Wednesday is one of the first big hearings for the new Democratic-led House Oversight and Reform Committee. The sole witness, former Trump attorney Michael Cohen, is headed to jail for pleading guilty to lying to Congress.
Aside from the obvious question of why Democrats are wasting time on someone with a history of lying to them, there is a bigger question. How can they justify a hearing that is clearly outside the scope of the committee's broad jurisdiction?
No doubt the committee is authorized to investigate a full range of issues, but this hearing seems to be pure theater.
A Congressional oversight hearing must serve a legislative purpose. What legislation is Congress working on that Michael Cohen can shed light on?
Chairman Elijah Cummings, D-Md., justifies the hearing this way: “Congress has an obligation under the Constitution to conduct independent and robust oversight of the executive branch, and this hearing is one step in that process.”
Nobody would disagree with the committee’s jurisdiction to oversee the executive branch. The problem with this hearing, however, is that the witness was never part of the executive branch. Any testimony he provides is only relevant to events that took place prior to the election of the president.
Chairman Cummings’ press release says the hearing is to “address the president’s payoffs, financial disclosures, compliance with campaign finance laws, business practices, and other matters.” The Oversight Committee has agreed not to inquire about the Russia investigation, but only because that topic is reserved for the Intelligence Committee in a hearing the following day.
None of the stated reasons for the hearing have any relevance to Donald Trump as president, legislation, the executive branch, or any other government function. Michael Cohen was never a government employee.
The Oversight Committee has the broadest investigative scope of any Congressional committee. It can investigate “anything, anywhere.” But the Supreme Court has imposed clear boundaries on the committee and Congress.
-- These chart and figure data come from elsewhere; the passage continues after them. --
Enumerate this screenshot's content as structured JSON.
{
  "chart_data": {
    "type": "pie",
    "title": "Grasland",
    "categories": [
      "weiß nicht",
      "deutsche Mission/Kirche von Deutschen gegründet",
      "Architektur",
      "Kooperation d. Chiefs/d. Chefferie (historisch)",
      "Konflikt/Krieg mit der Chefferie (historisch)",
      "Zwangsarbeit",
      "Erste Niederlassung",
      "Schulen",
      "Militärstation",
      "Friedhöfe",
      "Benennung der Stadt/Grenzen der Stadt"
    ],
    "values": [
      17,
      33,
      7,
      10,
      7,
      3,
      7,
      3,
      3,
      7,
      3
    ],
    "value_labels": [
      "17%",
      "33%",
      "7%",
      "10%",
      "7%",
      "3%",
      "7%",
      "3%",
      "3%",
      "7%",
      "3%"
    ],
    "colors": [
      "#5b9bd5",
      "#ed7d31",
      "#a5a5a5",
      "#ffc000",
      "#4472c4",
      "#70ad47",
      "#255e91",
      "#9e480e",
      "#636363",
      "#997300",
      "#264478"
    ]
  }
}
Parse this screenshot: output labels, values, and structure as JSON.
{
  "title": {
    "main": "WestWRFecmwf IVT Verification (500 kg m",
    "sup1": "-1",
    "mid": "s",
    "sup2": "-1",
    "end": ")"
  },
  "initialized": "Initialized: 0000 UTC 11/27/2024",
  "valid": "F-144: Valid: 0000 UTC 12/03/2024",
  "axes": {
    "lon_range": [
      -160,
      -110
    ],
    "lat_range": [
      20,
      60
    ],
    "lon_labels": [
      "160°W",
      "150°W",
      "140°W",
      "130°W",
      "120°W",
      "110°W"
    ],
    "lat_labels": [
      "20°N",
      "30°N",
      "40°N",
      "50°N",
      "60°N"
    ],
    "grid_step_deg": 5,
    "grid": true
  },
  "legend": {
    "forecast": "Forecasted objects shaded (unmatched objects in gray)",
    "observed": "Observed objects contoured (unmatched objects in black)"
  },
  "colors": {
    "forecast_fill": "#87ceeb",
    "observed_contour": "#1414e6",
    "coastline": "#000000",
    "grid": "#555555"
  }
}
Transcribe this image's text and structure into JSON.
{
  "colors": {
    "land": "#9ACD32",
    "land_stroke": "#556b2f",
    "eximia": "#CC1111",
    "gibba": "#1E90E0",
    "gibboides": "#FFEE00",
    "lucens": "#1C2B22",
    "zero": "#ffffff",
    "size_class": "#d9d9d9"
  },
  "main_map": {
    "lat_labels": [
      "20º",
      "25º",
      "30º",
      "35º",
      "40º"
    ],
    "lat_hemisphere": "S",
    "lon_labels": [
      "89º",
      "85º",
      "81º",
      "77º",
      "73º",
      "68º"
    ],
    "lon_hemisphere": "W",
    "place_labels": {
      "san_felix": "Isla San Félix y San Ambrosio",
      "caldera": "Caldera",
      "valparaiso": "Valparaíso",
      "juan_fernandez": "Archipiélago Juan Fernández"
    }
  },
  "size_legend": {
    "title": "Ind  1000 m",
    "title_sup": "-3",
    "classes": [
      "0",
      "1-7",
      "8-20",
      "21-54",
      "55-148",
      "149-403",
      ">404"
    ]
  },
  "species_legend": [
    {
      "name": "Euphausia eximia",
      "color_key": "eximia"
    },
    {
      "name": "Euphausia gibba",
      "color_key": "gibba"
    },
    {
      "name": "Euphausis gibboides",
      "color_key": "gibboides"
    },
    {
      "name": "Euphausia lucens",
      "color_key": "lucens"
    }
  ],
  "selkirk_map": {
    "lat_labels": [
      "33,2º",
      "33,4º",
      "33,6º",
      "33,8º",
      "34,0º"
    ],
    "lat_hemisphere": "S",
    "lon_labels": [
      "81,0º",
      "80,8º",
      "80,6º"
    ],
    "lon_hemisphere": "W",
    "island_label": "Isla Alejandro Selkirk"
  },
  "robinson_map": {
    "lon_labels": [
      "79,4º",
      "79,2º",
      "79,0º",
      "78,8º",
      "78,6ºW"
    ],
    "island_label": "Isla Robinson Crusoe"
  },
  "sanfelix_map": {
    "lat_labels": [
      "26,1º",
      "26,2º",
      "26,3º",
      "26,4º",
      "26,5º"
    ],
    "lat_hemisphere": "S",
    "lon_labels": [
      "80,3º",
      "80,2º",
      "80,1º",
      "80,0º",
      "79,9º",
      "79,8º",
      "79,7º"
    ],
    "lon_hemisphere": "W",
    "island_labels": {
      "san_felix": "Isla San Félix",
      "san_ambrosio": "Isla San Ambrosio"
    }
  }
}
In Watkins v. United States the Supreme Court ruled, “There is no general authority to expose the private affairs of individuals without justification in terms of the functions of the Congress...[n]or is the Congress a law enforcement or trial agency. ... [An] inquiry...must be related to, and in furtherance of, a legitimate task of the Congress.”
The hearing is an obvious attempt to embarrass the president and preemptively undercut any goodwill his peacemaking with North Korea might generate.
The title of the hearing is simply, “Hearing with Michael Cohen.” This hardly meets the standards written by Chief Justice Earl Warren in Watkins v. United States.
Furthermore, Michael Cohen still has a duty and obligation to maintain the attorney-client privilege with Mr. Trump. The privilege can only be waived by the client and is not transferable between the executive branch and the legislative branch. What exactly is Michael Cohen going to answer questions about? Is he going to explain to Congress how he lied to Congress?
It should be further noted that this hearing was scheduled after the White House had previously announced President Trump would be meeting in Vietnam with North Korean leader Kim Jong Un that same day.
The fiasco that is sure to ensue as Congress hears from this witness seems to serve only one purpose: a public flogging of the president as he meets with Kim Jong Un about one of the most promising foreign policy initiatives of his presidency – ending a serious nuclear threat to the United States.
The hearing is an obvious attempt to embarrass the president and preemptively undercut any goodwill his peacemaking with North Korea might generate. One has to wonder why, of all the days available on the calendar, the Democrats selected this particular day, undermining the long-standing tradition of avoiding such proceedings while a president is overseas.
With all the problems and challenges facing our government, the choice of Michael Cohen as the first major hearing of the new majority on the House Oversight Committee does not instill confidence.
Questioning a disgraced witness on his way to jail – one who has already admitted lying to Congress – is not only inappropriate, it is a nakedly political overreach by a committee preoccupied with relitigating the 2016 election rather than improving public policy.